O excesso de dívida interna da China desafia soluções rápidas. O país precisa se afastar gradualmente de projetos de construção do governo alimentados por dívidas e pesados ​​gastos com segurança nacional, em direção a uma economia baseada mais em gastos de consumo e serviços.

Eleitores poderosos em Pequim e nas capitais provinciais chinesas protegem as atuais prioridades econômicas. A Sra. Yellen tentará aprender mais sobre os planos econômicos da China, mas pouco pode fazer para influenciá-los.

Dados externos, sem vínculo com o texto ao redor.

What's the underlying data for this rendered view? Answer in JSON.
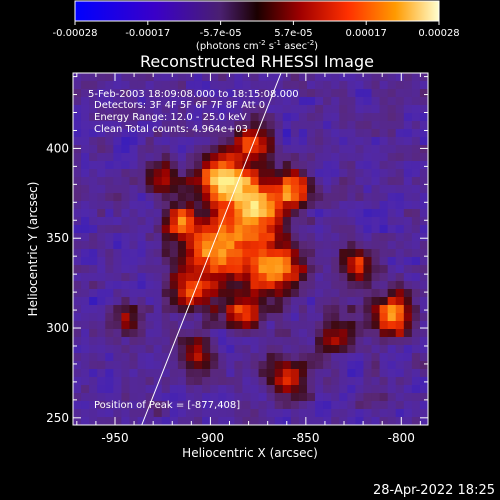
{
  "chart_data": {
    "type": "heatmap",
    "title": "Reconstructed RHESSI Image",
    "xlabel": "Heliocentric X (arcsec)",
    "ylabel": "Heliocentric Y (arcsec)",
    "xlim": [
      -972,
      -786
    ],
    "ylim": [
      246,
      442
    ],
    "xticks": [
      -950,
      -900,
      -850,
      -800
    ],
    "yticks": [
      250,
      300,
      350,
      400
    ],
    "colorbar": {
      "range": [
        -0.00028,
        0.00028
      ],
      "ticks": [
        "-0.00028",
        "-0.00017",
        "-5.7e-05",
        "5.7e-05",
        "0.00017",
        "0.00028"
      ],
      "unit_label": "(photons cm",
      "unit_sup1": "-2",
      "unit_mid": " s",
      "unit_sup2": "-1",
      "unit_mid2": " asec",
      "unit_sup3": "-2",
      "unit_end": ")"
    },
    "annotations": [
      "5-Feb-2003 18:09:08.000 to 18:15:08.000",
      "Detectors: 3F 4F 5F 6F 7F 8F  Att 0",
      "Energy Range: 12.0 - 25.0 keV",
      "Clean     Total counts: 4.964e+03"
    ],
    "peak_label": "Position of Peak = [-877,408]",
    "peak": [
      -877,
      408
    ],
    "limb_line": [
      [
        -936,
        246
      ],
      [
        -863,
        442
      ]
    ],
    "grid": false
  },
  "footer": {
    "timestamp": "28-Apr-2022 18:25"
  }
}
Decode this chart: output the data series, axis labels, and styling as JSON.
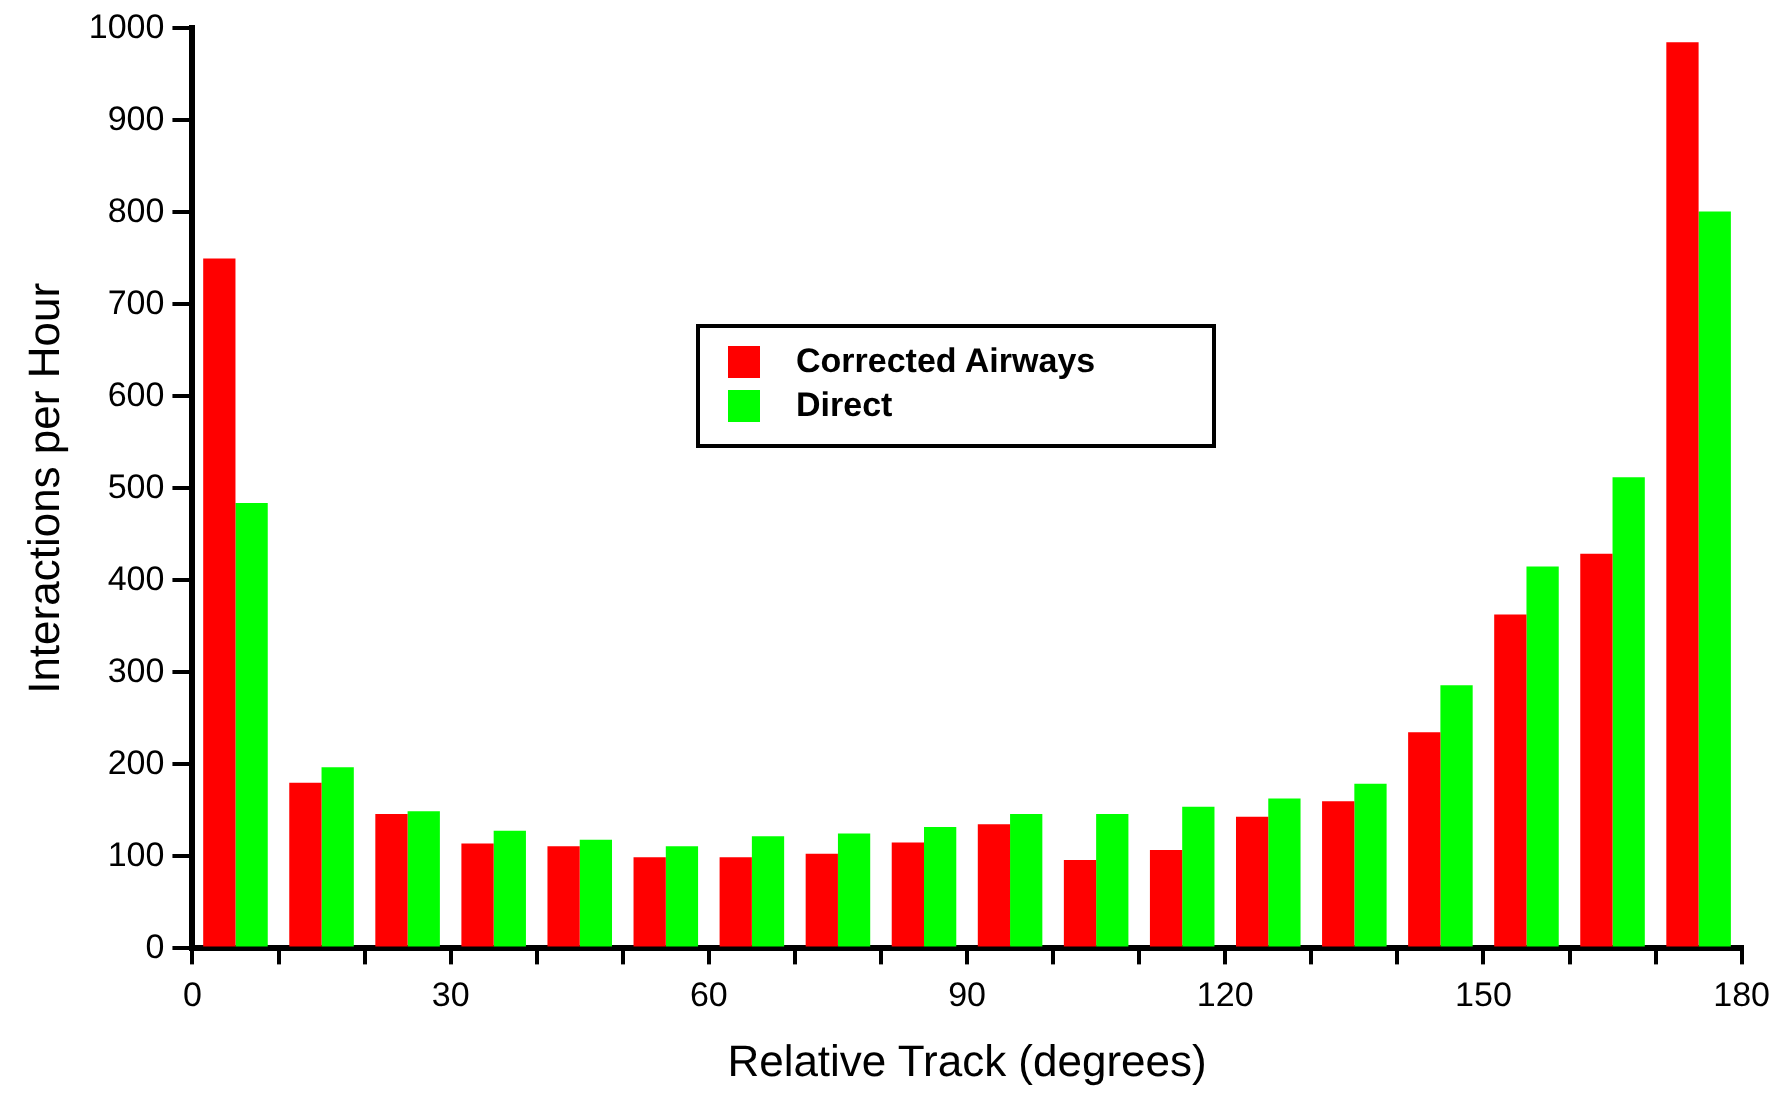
{
  "chart_data": {
    "type": "bar",
    "xlabel": "Relative Track (degrees)",
    "ylabel": "Interactions per Hour",
    "x": [
      5,
      15,
      25,
      35,
      45,
      55,
      65,
      75,
      85,
      95,
      105,
      115,
      125,
      135,
      145,
      155,
      165,
      175
    ],
    "series": [
      {
        "name": "Corrected Airways",
        "color": "#ff0000",
        "values": [
          750,
          180,
          146,
          114,
          111,
          99,
          99,
          103,
          115,
          135,
          96,
          107,
          143,
          160,
          235,
          363,
          429,
          985
        ]
      },
      {
        "name": "Direct",
        "color": "#00ff00",
        "values": [
          484,
          197,
          149,
          128,
          118,
          111,
          122,
          125,
          132,
          146,
          146,
          154,
          163,
          179,
          286,
          415,
          512,
          801
        ]
      }
    ],
    "xlim": [
      0,
      180
    ],
    "xticks": [
      0,
      {
        "value": 10,
        "label": null
      },
      {
        "value": 20,
        "label": null
      },
      30,
      {
        "value": 40,
        "label": null
      },
      {
        "value": 50,
        "label": null
      },
      60,
      {
        "value": 70,
        "label": null
      },
      {
        "value": 80,
        "label": null
      },
      90,
      {
        "value": 100,
        "label": null
      },
      {
        "value": 110,
        "label": null
      },
      120,
      {
        "value": 130,
        "label": null
      },
      {
        "value": 140,
        "label": null
      },
      150,
      {
        "value": 160,
        "label": null
      },
      {
        "value": 170,
        "label": null
      },
      180
    ],
    "ylim": [
      0,
      1000
    ],
    "yticks": [
      0,
      100,
      200,
      300,
      400,
      500,
      600,
      700,
      800,
      900,
      1000
    ],
    "grid": false,
    "legend": "top center"
  }
}
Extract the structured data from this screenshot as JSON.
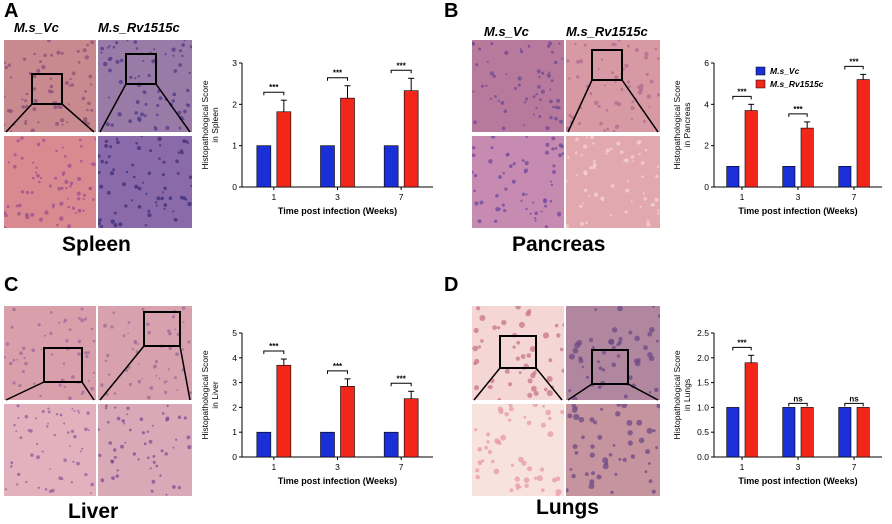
{
  "colors": {
    "vc": "#1a2fd6",
    "rv": "#f2271a",
    "he_pink": "#e8a8b2",
    "he_purple": "#7c4f96",
    "lung_bg": "#f6dcd8"
  },
  "panels": [
    {
      "letter": "A",
      "organ": "Spleen",
      "col_labels": [
        "M.s_Vc",
        "M.s_Rv1515c"
      ],
      "image_description": "Spleen H&E histology, Vc vs Rv1515c",
      "chart_data": {
        "type": "bar",
        "categories": [
          "1",
          "3",
          "7"
        ],
        "series": [
          {
            "name": "M.s_Vc",
            "values": [
              1,
              1,
              1
            ],
            "errors": [
              0,
              0,
              0
            ]
          },
          {
            "name": "M.s_Rv1515c",
            "values": [
              1.82,
              2.15,
              2.33
            ],
            "errors": [
              0.28,
              0.3,
              0.3
            ]
          }
        ],
        "significance": [
          "***",
          "***",
          "***"
        ],
        "ylabel": "Histopathological Score in Spleen",
        "xlabel": "Time post infection (Weeks)",
        "ylim": [
          0,
          3
        ],
        "yticks": [
          "0",
          "1",
          "2",
          "3"
        ],
        "legend": false
      }
    },
    {
      "letter": "B",
      "organ": "Pancreas",
      "col_labels": [
        "M.s_Vc",
        "M.s_Rv1515c"
      ],
      "image_description": "Pancreas H&E histology, Vc vs Rv1515c",
      "chart_data": {
        "type": "bar",
        "categories": [
          "1",
          "3",
          "7"
        ],
        "series": [
          {
            "name": "M.s_Vc",
            "values": [
              1,
              1,
              1
            ],
            "errors": [
              0,
              0,
              0
            ]
          },
          {
            "name": "M.s_Rv1515c",
            "values": [
              3.7,
              2.85,
              5.2
            ],
            "errors": [
              0.3,
              0.3,
              0.25
            ]
          }
        ],
        "significance": [
          "***",
          "***",
          "***"
        ],
        "ylabel": "Histopathological Score in Pancreas",
        "xlabel": "Time post infection (Weeks)",
        "ylim": [
          0,
          6
        ],
        "yticks": [
          "0",
          "2",
          "4",
          "6"
        ],
        "legend": true,
        "legend_placement": "top-left"
      }
    },
    {
      "letter": "C",
      "organ": "Liver",
      "col_labels": [
        "",
        ""
      ],
      "image_description": "Liver H&E histology, Vc vs Rv1515c",
      "chart_data": {
        "type": "bar",
        "categories": [
          "1",
          "3",
          "7"
        ],
        "series": [
          {
            "name": "M.s_Vc",
            "values": [
              1,
              1,
              1
            ],
            "errors": [
              0,
              0,
              0
            ]
          },
          {
            "name": "M.s_Rv1515c",
            "values": [
              3.7,
              2.85,
              2.35
            ],
            "errors": [
              0.25,
              0.3,
              0.3
            ]
          }
        ],
        "significance": [
          "***",
          "***",
          "***"
        ],
        "ylabel": "Histopathological Score in Liver",
        "xlabel": "Time post infection (Weeks)",
        "ylim": [
          0,
          5
        ],
        "yticks": [
          "0",
          "1",
          "2",
          "3",
          "4",
          "5"
        ],
        "legend": false
      }
    },
    {
      "letter": "D",
      "organ": "Lungs",
      "col_labels": [
        "",
        ""
      ],
      "image_description": "Lung H&E histology, Vc vs Rv1515c",
      "chart_data": {
        "type": "bar",
        "categories": [
          "1",
          "3",
          "7"
        ],
        "series": [
          {
            "name": "M.s_Vc",
            "values": [
              1,
              1,
              1
            ],
            "errors": [
              0,
              0,
              0
            ]
          },
          {
            "name": "M.s_Rv1515c",
            "values": [
              1.9,
              1,
              1
            ],
            "errors": [
              0.15,
              0,
              0
            ]
          }
        ],
        "significance": [
          "***",
          "ns",
          "ns"
        ],
        "ylabel": "Histopathological Score in Lungs",
        "xlabel": "Time post infection (Weeks)",
        "ylim": [
          0,
          2.5
        ],
        "yticks": [
          "0.0",
          "0.5",
          "1.0",
          "1.5",
          "2.0",
          "2.5"
        ],
        "legend": false
      }
    }
  ]
}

No inverno passado, 21 bancos chineses concordaram em permitir que uma unidade de financiamento do governo local no sudoeste da China estendesse para 20 anos o pagamento de empréstimos que estavam prestes a vencer e disseram que apenas os pagamentos de juros, não o principal, precisavam ser pagos nos primeiros 10 anos. anos. Mas esse acordo significou pesadas perdas para os bancos – e quase todas as províncias da China também têm problemas com unidades locais de financiamento.

No entanto, resolver o problema da dívida dos países em desenvolvimento será difícil. “A capacidade de Yellen de exortar a China a aceitar reduções de dívidas é limitada”, disse Mark Sobel, um antigo funcionário do Tesouro dos Estados Unidos. “Os EUA e Yellen têm pouca influência”, acrescentou.